- Procurement staff in Lancashire to buy products on behalf of three trusts
- New model to be implemented from October
- Initiative praised by Lord Carter
Procurements chiefs are hoping collaboration between three acute trusts will lead to millions of pounds of savings, after winning permission to set up a “cluster”.
Blackpool Teaching Hospitals Foundation Trust, Lancashire Teaching Hospitals Trust and East Lancashire Hospitals Trust are merging their procurement departments to buy products more effectively.
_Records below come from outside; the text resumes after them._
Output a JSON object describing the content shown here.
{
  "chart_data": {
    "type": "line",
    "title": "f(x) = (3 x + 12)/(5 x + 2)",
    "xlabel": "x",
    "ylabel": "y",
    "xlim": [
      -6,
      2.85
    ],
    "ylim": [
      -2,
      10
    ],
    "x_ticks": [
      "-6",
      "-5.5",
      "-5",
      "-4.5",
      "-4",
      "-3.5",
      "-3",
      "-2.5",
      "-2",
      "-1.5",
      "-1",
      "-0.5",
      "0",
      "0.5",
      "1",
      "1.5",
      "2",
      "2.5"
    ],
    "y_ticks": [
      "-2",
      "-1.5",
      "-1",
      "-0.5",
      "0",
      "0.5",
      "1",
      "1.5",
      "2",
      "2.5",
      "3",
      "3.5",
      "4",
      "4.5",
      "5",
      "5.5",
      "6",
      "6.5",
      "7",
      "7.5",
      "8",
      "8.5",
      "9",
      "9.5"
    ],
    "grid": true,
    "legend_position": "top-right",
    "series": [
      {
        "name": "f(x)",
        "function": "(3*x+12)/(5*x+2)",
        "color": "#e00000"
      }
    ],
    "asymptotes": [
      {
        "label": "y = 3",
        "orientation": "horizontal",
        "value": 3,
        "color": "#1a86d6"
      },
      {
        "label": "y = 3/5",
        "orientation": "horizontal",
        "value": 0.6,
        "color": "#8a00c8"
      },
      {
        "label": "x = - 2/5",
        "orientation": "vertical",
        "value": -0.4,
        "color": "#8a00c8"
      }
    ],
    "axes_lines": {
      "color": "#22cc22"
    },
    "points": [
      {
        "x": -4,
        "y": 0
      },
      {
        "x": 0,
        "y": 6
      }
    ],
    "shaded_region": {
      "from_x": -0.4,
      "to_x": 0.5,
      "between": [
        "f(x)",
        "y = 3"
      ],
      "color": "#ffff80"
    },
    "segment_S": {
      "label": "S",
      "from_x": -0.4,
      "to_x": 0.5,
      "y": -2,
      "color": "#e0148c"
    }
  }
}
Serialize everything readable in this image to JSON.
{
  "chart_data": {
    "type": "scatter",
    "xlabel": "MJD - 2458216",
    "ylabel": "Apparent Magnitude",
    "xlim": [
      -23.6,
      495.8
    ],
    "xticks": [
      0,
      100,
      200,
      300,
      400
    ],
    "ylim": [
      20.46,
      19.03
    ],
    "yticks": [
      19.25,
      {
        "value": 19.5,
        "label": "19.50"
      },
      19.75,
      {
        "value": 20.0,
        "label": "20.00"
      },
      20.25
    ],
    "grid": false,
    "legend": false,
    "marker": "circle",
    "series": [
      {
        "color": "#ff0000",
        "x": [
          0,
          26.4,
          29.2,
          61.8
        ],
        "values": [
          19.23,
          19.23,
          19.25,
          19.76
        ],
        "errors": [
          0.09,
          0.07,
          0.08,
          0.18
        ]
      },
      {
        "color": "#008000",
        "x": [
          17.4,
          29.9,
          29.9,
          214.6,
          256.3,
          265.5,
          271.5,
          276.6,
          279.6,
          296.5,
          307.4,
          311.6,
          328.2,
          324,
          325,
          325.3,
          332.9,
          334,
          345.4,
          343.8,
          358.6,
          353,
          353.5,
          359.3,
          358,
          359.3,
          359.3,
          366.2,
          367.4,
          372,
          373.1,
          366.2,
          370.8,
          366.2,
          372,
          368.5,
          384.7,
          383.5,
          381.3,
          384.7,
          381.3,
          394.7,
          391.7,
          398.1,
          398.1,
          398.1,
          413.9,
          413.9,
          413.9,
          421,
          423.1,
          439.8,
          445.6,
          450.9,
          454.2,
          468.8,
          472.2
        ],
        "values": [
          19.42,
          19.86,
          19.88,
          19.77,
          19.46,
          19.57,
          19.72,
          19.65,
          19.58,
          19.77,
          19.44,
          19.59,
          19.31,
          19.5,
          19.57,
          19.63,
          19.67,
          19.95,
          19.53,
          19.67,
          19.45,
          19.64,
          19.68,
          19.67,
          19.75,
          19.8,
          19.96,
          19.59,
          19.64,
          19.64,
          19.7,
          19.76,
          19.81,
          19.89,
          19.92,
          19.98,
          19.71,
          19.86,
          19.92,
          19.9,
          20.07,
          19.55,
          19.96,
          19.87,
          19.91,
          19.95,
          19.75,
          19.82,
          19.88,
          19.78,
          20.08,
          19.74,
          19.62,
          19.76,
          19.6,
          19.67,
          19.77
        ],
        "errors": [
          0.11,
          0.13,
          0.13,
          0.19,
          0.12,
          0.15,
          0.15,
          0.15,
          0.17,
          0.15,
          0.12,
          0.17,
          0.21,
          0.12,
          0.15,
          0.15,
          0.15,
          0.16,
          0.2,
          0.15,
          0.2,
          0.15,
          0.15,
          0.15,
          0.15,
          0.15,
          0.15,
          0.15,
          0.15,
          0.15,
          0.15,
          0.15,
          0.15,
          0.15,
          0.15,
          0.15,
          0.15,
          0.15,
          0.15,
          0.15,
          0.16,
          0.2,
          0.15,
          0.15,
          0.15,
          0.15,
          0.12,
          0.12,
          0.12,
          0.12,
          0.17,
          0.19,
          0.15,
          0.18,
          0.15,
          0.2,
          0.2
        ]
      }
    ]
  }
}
The trusts, which had combined non-pay spending of £400m in 2016-17, hope the move will result in additional savings worth up to 40 per cent of their existing annual procurement efficiencies, which total £11m across the three in 2017-18.
Lancashire Teaching Hospitals is the most financially challenged of the three and this year forecasts a deficit of £10m.
Procurement staff at the trusts are being consulted over the plans but the scheme has already been approved by all three boards.
The consultation gives staff the chance to explore or take up new roles within the emerging structure.
Sharon Robson, director of the procurement cluster, said the new model would go live in October but implementation would continue until it is “fully operational” in 2019.
The plans have been praised by Lord Carter, who wrote the foreword in the business case and met with procurement leaders in Lancashire last month.
His landmark efficiency report in 2016 highlighted the potential for trusts to save millions of pounds by improving their procurement.
Ms Robson and Mike Doyle, the programme’s deputy director, started work on the business case for the merger last November.
“There were differences but fundamentally the three trusts’ service provision was very similar,” Ms Robson said.
“We have got the future operating model coming on stream, so whatever model we developed needed to align with that and we had to ask serious questions of what the future of local procurement looks like.”
Her team spent three months gathering information, before spending the next four months writing the business case – which was approved by trusts in spring.
Ms Robson said the biggest change would be the “culture” of working, as the 110 staff will be procuring for all three trusts rather than one.
She said there would not be any reduction of the staff at present, with staff from Blackpool and Lancashire transferring to East Lancashire Trust as the host organisation.
However, the procurement team may reduce in size as the model develops but it is hoped the new way of working will improve staffs’ commercial skills and offer opportunities elsewhere in the trusts.
Staffs’ locations will not change but certain roles will require working at sites run by all three trusts.
Asked how the model would work against the backdrop of centrally led procurement programmes such as the future operating model and nationally contracted products, Mr Doyle said there would be a greater focus on product and service standardisation, and volume commitment to the market.
“The role of the cluster will be increasingly focused on stakeholder engagement, specification agreement, and performance management of contracts across the member trusts,” he said.
He added that there would also be a need to manage categories of expenditure for products not covered by the future operating model.
The business case also included the recruitment of two clinical procurement specialists for Blackpool and East Lancashire, to bridge the gap between clinicians and procurement staff. Lancashire Teaching Hospitals already has someone carrying out this role.
The cluster’s board, which Ms Robson and Mr Doyle will report to, will comprise the trusts’ three finance directors.
Lancashire Teaching Hospitals Trust has achieved several million pounds of cost savings in 18 months after improving its inventory management.
The trust sought to increase its overview of its products by using software called Atticus, which provides data management of stock.
By rolling out the software in its operating theatres – one of the highest areas of non-pay spending – the trust identified £3m of balance sheet adjustments recovered through having greater control and overview of its stock.
This also freed up time for theatre staff because the system enabled the procurement and supply chain management team to take control of inventory management.
The trust is rolling out the software to other departments.